Together we mourn the loss of national styles of singing (Fleming is an admirer of Ninon Vallin who, with George Thill, exemplifies the French style of singing that was the hallmark of the opéra comique up until the middle of last century.) ‘I think the jet-setting that today’s world has enabled us to do has unfortunately created a globalisation of musical styles.’ Fleming remembers her first Marguerite in Faust in Paris and feeling proud of the head tones that she’d produced for her first performance. ‘The treasured director of the French opera came back stage… He didn’t even wait and let me rest on my laurels for five minutes but said straight out ‘It’s really wrong, Renée. It’s just too sentimental. You’ve just got to clean it up!’ I’m going to get on my little platform now, but I think it’s a real shame that the size of opera houses in the Western world now combined with the increasing volume of sound from the orchestra is really killing off the head voice as a tool of a healthy way of singing, not to mention as a matter of style.’

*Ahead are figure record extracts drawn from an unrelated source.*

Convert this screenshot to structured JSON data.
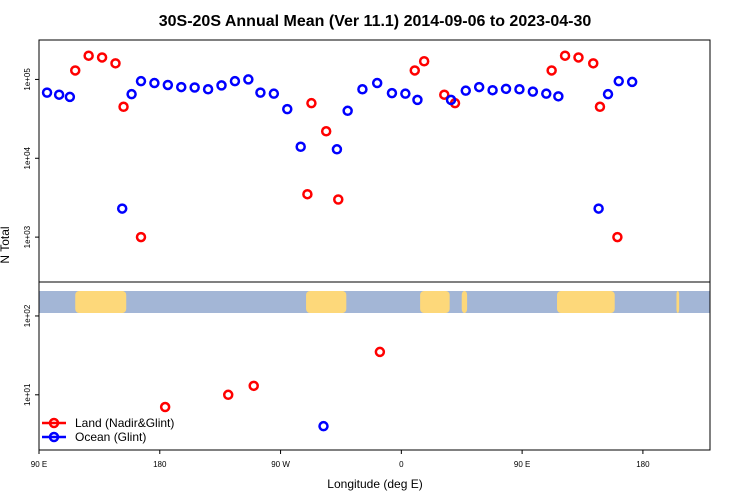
{
  "chart_data": {
    "type": "scatter",
    "title": "30S-20S Annual Mean (Ver 11.1)   2014-09-06 to 2023-04-30",
    "xlabel": "Longitude (deg E)",
    "ylabel": "N Total",
    "xlim": [
      90,
      590
    ],
    "ylim_log10": [
      0.3,
      5.5
    ],
    "x_ticks": [
      {
        "value": 90,
        "label": "90 E"
      },
      {
        "value": 180,
        "label": "180"
      },
      {
        "value": 270,
        "label": "90 W"
      },
      {
        "value": 360,
        "label": "0"
      },
      {
        "value": 450,
        "label": "90 E"
      },
      {
        "value": 540,
        "label": "180"
      }
    ],
    "y_ticks": [
      {
        "value": 10,
        "label": "1e+01"
      },
      {
        "value": 100,
        "label": "1e+02"
      },
      {
        "value": 1000,
        "label": "1e+03"
      },
      {
        "value": 10000,
        "label": "1e+04"
      },
      {
        "value": 100000,
        "label": "1e+05"
      }
    ],
    "background_band": {
      "description": "land/ocean mask strip",
      "ocean_color": "#a3b6d6",
      "land_color": "#fdd87a",
      "land_ranges_lon": [
        [
          117,
          155
        ],
        [
          289,
          319
        ],
        [
          374,
          396
        ],
        [
          405,
          409
        ],
        [
          476,
          519
        ],
        [
          565,
          567
        ]
      ]
    },
    "series": [
      {
        "name": "Land (Nadir&Glint)",
        "color": "#ff0000",
        "points": [
          [
            117,
            130000
          ],
          [
            127,
            200000
          ],
          [
            137,
            190000
          ],
          [
            147,
            160000
          ],
          [
            153,
            45000
          ],
          [
            166,
            1000
          ],
          [
            290,
            3500
          ],
          [
            293,
            50000
          ],
          [
            304,
            22000
          ],
          [
            313,
            3000
          ],
          [
            344,
            35
          ],
          [
            370,
            130000
          ],
          [
            377,
            170000
          ],
          [
            392,
            64000
          ],
          [
            400,
            50000
          ],
          [
            472,
            130000
          ],
          [
            482,
            200000
          ],
          [
            492,
            190000
          ],
          [
            503,
            160000
          ],
          [
            508,
            45000
          ],
          [
            521,
            1000
          ],
          [
            184,
            7
          ],
          [
            231,
            10
          ],
          [
            250,
            13
          ]
        ]
      },
      {
        "name": "Ocean (Glint)",
        "color": "#0000ff",
        "points": [
          [
            96,
            68000
          ],
          [
            105,
            64000
          ],
          [
            113,
            60000
          ],
          [
            152,
            2300
          ],
          [
            159,
            65000
          ],
          [
            166,
            95000
          ],
          [
            176,
            90000
          ],
          [
            186,
            85000
          ],
          [
            196,
            80000
          ],
          [
            206,
            79000
          ],
          [
            216,
            75000
          ],
          [
            226,
            84000
          ],
          [
            236,
            95000
          ],
          [
            246,
            100000
          ],
          [
            255,
            68000
          ],
          [
            265,
            66000
          ],
          [
            275,
            42000
          ],
          [
            285,
            14000
          ],
          [
            312,
            13000
          ],
          [
            320,
            40000
          ],
          [
            331,
            75000
          ],
          [
            342,
            90000
          ],
          [
            353,
            67000
          ],
          [
            363,
            66000
          ],
          [
            372,
            55000
          ],
          [
            397,
            55000
          ],
          [
            408,
            72000
          ],
          [
            418,
            80000
          ],
          [
            428,
            73000
          ],
          [
            438,
            76000
          ],
          [
            448,
            75000
          ],
          [
            458,
            70000
          ],
          [
            468,
            66000
          ],
          [
            477,
            61000
          ],
          [
            507,
            2300
          ],
          [
            514,
            65000
          ],
          [
            522,
            95000
          ],
          [
            532,
            93000
          ],
          [
            302,
            4
          ]
        ]
      }
    ],
    "legend": {
      "position": "bottom-left",
      "entries": [
        "Land (Nadir&Glint)",
        "Ocean (Glint)"
      ]
    }
  }
}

That leads us back to past singers and, paradoxically, on to a discussion about how important it is for singers to tackle new music, André Previn’s A Streetcar named Desire, for example, in which Fleming created the part of Blanche Dubois. (‘André writes wonderfully for the voice. Music that fits the voice so well.’) And just when Blanche had banished all thoughts of the Marschallin, Fleming drifts an utterly Straussian thought over our conversation. ‘This voice is an instrument that’s part of our bodies that we have very little control over – involuntary muscles affected by emotions and health and by so many variables… And the voice is so fragile. You know, things happen to us all the time. And I think, “Oh, my God, this is it. It’s been fun but it’s floating away…”’ Is that perchance a tear? The smile is wistful now with the merest hint of September to it. I wonder if the girl from Rochester wakes at night and walks through her rooms stopping the clocks?